Critics of the levy say such a sudden tax bill not long after someone dies often forces survivors to do things like sell off assets just to pay Albany. Under the new law, the $250,000 estate would owe no state taxes; federal taxes are still required, though those exemption levels also will be rising over the next several years as well.

While most people who die in New York have estates worth less than the $600,000 -- a level that now requires a $25,500 state tax bill -- the new law also will help the rich. A $10 million estate will save $370,000 when the new state tax law is fully implemented, according to Hyde.

"We think it's a good thing for New York state to have a lot of rich people," said Bob Ward, a spokesman for the Business Council of New York State, the top business lobby in Albany.

Ward said the higher estate taxes also hit smaller, family-owned businesses particularly hard. When a company owner died, relatives often would be forced to sell the business to pay the estate taxes.
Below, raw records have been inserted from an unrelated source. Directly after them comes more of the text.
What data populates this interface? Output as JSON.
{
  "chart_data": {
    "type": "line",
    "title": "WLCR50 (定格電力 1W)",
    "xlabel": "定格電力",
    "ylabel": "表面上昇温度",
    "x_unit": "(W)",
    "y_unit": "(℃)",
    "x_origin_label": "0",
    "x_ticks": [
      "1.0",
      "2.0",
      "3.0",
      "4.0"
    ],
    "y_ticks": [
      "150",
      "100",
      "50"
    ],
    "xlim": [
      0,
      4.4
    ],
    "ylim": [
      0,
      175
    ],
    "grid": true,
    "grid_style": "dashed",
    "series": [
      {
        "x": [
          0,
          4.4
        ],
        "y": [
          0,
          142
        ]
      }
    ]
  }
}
"We were told by a number of business owners that the estate tax was a significant factor in their considering if not actually deciding to move out," Ward said. "In other cases, we were told it would make it more difficult for the business to stay in the family over the long term."
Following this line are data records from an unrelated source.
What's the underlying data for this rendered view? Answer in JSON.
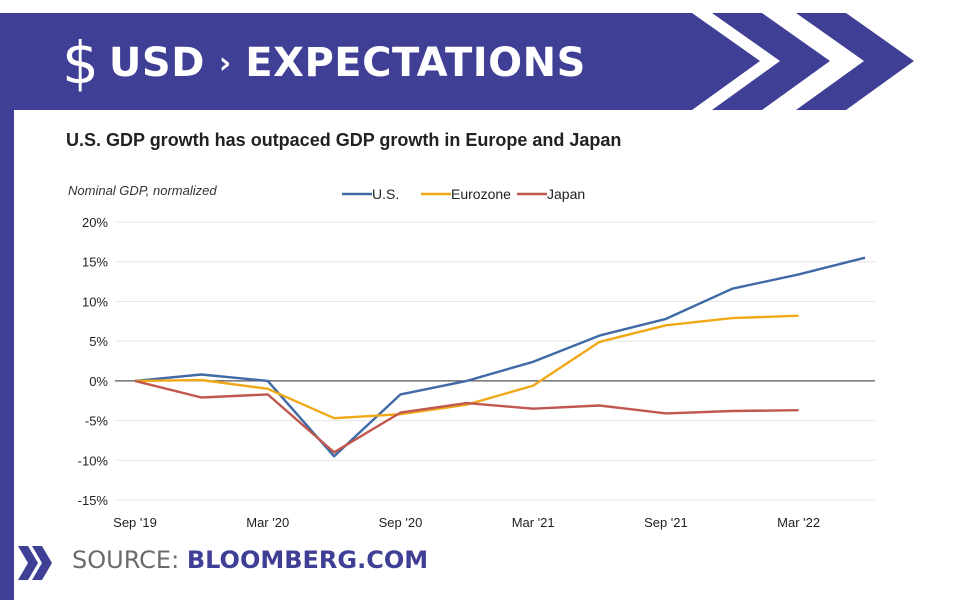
{
  "banner": {
    "symbol": "$",
    "left": "USD",
    "separator": "›",
    "right": "EXPECTATIONS"
  },
  "source": {
    "label": "SOURCE:",
    "name": "BLOOMBERG.COM"
  },
  "colors": {
    "banner": "#3f3f96",
    "us": "#3f6aa6",
    "eurozone": "#f0a817",
    "japan": "#c0584f"
  },
  "chart_data": {
    "type": "line",
    "title": "U.S. GDP growth has outpaced GDP growth in Europe and Japan",
    "ylabel": "Nominal GDP, normalized",
    "xlabel": "",
    "x": [
      "Sep '19",
      "Dec '19",
      "Mar '20",
      "Jun '20",
      "Sep '20",
      "Dec '20",
      "Mar '21",
      "Jun '21",
      "Sep '21",
      "Dec '21",
      "Mar '22",
      "Jun '22"
    ],
    "xticks": [
      "Sep '19",
      "Mar '20",
      "Sep '20",
      "Mar '21",
      "Sep '21",
      "Mar '22"
    ],
    "yticks": [
      "20%",
      "15%",
      "10%",
      "5%",
      "0%",
      "-5%",
      "-10%",
      "-15%"
    ],
    "ylim": [
      -15,
      20
    ],
    "legend_position": "top-center",
    "grid": true,
    "series": [
      {
        "name": "U.S.",
        "values": [
          0,
          0.8,
          0,
          -9.5,
          -1.7,
          0,
          2.4,
          5.7,
          7.8,
          11.6,
          13.4,
          15.5
        ]
      },
      {
        "name": "Eurozone",
        "values": [
          0,
          0.1,
          -1,
          -4.7,
          -4.2,
          -3,
          -0.6,
          4.9,
          7,
          7.9,
          8.2,
          null
        ]
      },
      {
        "name": "Japan",
        "values": [
          0,
          -2.1,
          -1.7,
          -9,
          -4,
          -2.8,
          -3.5,
          -3.1,
          -4.1,
          -3.8,
          -3.7,
          null
        ]
      }
    ]
  }
}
Ward believes the tax was also a factor in keeping small, growing companies from relocating to New York.

The move to reform New York's estate and gift tax began as a lonely fight about five years ago and was spearheaded by two Manhattan lawyers who practice estate and trust law, Joshua Rubenstein and Eileen Schwab.

Eventually, a few events came together that made the changes possible.
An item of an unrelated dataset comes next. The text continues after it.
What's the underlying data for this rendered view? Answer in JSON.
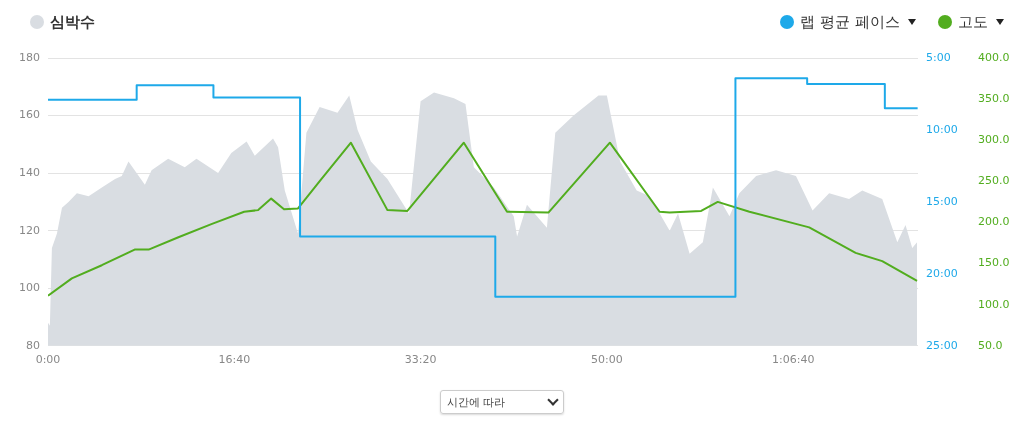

First, with a governor in office who not only favors tax cuts, but also once practiced estate law, the proponents had an easy ally in Pataki. With Bruno, the Senate was already won over.

But what really pushed it through, ironically, was an aggressive tax collection campaign by the state.

Near the end of the Cuomo administration, collectors beefed up their attempts to find people the state felt were trying to avoid paying estate or income taxes by living part of the year in places like Florida. They successfully nabbed people and forced them to pay taxes if, for instance, they maintained ties in New York like belonging to a church or keeping membership in a local garden club.

That created a cottage industry for lawyers: advising people spending most of their time outside New York on ways to avoid its taxes. To counter the state's aggressive collection efforts, these lawyers gave their clients -- many of them wealthy -- very simple advice: sever all connections to New York. The advice included stopping donations to New York charities. Some charity groups, as a result, saw wealthy board members, who lived most of the year in Florida, quit to protect their assets from Albany taxes.

Enter the charity lobby.

Eventually, business groups, the senior citizen lobby and groups representing farmers -- whose members sometimes were forced to sell off family farms to pay the estate tax -- joined the campaign.

"I think it's going to be a major shot in the arm for New York," said Rubenstein, the Manhattan lawyer. "Right now you have people come to New York to make money and then in their later years they take it out. Now, more businesses will stay and certainly more wealthy people will stay."

Hilfiker, the Florida lawyer, doubts there'll be any major fallout in migration to Florida, except maybe among the super-rich -- those worth $100 million or so.

"It may not be the entire answer to the exodus from New York. New York still has a pretty high income tax and I think most advisers tend to plan around income taxes because that's something that goes on for quite a number of years, where the estate tax is sort of a one-time thing," he said.

But Ward, the Business Council spokesman, said the tax changes will help send a signal.

"Everyone knows taxes in New York are high. But when you have something like this that really sticks out like a sore thumb it just makes our image worse," he said.